Zirkuläre Antworten geben, darf man das?
Das pädagogische Spiel mehr oder weniger zirkulärer Erklärungen fiele nicht weiter ins Gewicht, fände man es nicht auch in zentralen Fragestellungen der Rechtswissenschaft wieder. Klaus Stern, der prominente Staatsgelehrte, formuliert beispielsweise in seinem Werk "Das Staatsrecht der Bundesrepublik Deutschland" (Band 1, § 8, 2. Auflage, 1984): "Aus der Souveränität des Staates folgt sein Recht, die Bedingungen der Angehörigkeit zu ihm zu regeln. Staatsangehörigkeit ist ein Bestandteil der inneren Angelegenheiten des Staates; durch sie wird das Staatsvolk konstituiert und der Träger der Souveränität formiert."
Will wohl sagen: Die Staatsgewalt begründet das Staatsvolk, das Staatsvolk begründet die Staatsgewalt. Und weil es damit vor lauter Kraft nicht mehr gut laufen kann, muss das Staatsvolk irgendwo bleiben, ein drittes Element kommt hinzu: das Staatsgebiet. Juristen sprechen von der Drei-Elemente-Lehre der Staatsrechtswissenschaft und benennen ehrfürchtig einen der Ihren, den Heidelberger Professor Georg Jellinek (1851-1911), als Entdecker dieser etwas zirkulären Übung.
Man muss auch einfach daran glauben – muss man?
Hans Blumenberg lässt das zirkuläre Enträtseln der Welt mit einem letzten Frage-Antwort-Paar enden, diesmal fragt der Vater bzw. die Mutter zuerst: "Zufrieden?" Das erschöpfte Kind antwortet: "Ja, ziemlich."

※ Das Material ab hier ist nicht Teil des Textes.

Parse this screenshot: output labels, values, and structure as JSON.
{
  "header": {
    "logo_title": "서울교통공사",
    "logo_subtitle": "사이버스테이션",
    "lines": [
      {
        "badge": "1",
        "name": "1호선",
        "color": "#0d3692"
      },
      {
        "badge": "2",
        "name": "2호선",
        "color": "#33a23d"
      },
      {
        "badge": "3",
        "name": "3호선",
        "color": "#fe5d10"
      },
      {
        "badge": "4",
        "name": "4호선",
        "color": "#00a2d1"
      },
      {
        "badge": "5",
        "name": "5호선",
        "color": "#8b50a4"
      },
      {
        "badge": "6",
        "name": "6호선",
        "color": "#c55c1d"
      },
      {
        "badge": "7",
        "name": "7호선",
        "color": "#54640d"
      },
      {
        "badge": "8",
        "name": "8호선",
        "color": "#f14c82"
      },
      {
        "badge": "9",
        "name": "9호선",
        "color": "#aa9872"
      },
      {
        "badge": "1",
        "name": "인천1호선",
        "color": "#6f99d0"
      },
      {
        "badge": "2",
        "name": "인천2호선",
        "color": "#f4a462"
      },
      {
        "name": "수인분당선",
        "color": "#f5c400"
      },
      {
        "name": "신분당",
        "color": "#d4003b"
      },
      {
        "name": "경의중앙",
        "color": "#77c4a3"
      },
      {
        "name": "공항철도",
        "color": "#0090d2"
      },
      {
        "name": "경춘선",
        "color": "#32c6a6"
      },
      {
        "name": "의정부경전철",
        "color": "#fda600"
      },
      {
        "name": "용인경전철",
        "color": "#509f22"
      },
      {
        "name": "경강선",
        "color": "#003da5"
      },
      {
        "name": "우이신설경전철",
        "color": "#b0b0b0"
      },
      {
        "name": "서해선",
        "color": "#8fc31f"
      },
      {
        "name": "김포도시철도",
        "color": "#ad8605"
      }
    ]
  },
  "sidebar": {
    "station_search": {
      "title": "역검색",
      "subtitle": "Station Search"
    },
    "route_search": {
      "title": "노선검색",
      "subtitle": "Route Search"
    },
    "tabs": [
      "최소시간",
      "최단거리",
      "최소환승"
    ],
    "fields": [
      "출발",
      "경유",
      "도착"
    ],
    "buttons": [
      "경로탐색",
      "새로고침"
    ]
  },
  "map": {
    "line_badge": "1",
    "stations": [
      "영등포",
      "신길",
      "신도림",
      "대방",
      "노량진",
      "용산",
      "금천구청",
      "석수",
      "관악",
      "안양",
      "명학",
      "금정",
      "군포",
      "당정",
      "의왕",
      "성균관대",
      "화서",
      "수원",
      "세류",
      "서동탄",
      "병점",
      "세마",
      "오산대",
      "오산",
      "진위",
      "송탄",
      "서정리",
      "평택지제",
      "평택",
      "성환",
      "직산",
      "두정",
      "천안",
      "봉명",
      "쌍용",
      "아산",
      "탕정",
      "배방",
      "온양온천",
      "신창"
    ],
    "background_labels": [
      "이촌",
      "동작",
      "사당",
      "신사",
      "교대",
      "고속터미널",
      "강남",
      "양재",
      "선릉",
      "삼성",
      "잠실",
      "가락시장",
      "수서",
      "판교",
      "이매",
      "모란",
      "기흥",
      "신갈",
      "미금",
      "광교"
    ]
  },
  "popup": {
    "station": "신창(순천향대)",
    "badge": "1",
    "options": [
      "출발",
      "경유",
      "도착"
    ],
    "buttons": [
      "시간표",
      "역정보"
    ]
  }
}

Die auf Georg Jellinek zurückgehende, ziemlich zirkuläre Erklärung des Staates lebt auch davon, dass die Leute auf die Frage, ob sie zufrieden seien, sagen: "Ja, ziemlich." Was wollen aber Menschen sagen, die alle vier Jahre an einem zentralen Ritual dieses Staates nicht teilnehmen?
Die Beteiligung an Bundestagswahlen lag 1949 bei rund 78 Prozent, im Jahr 2009 bei gut 70 Prozent, selbst in Zeiten, in denen der wahlberechtigte Teil des Staatsvolks sich scharf nach links und rechts orientierte – 1972 und 1976 – blieb rund jeder Zehnte der Urne fern. Als Kinderfrage formuliert: "Wenn jemand nicht zur Wahl geht, will er dann überhaupt dazugehören?"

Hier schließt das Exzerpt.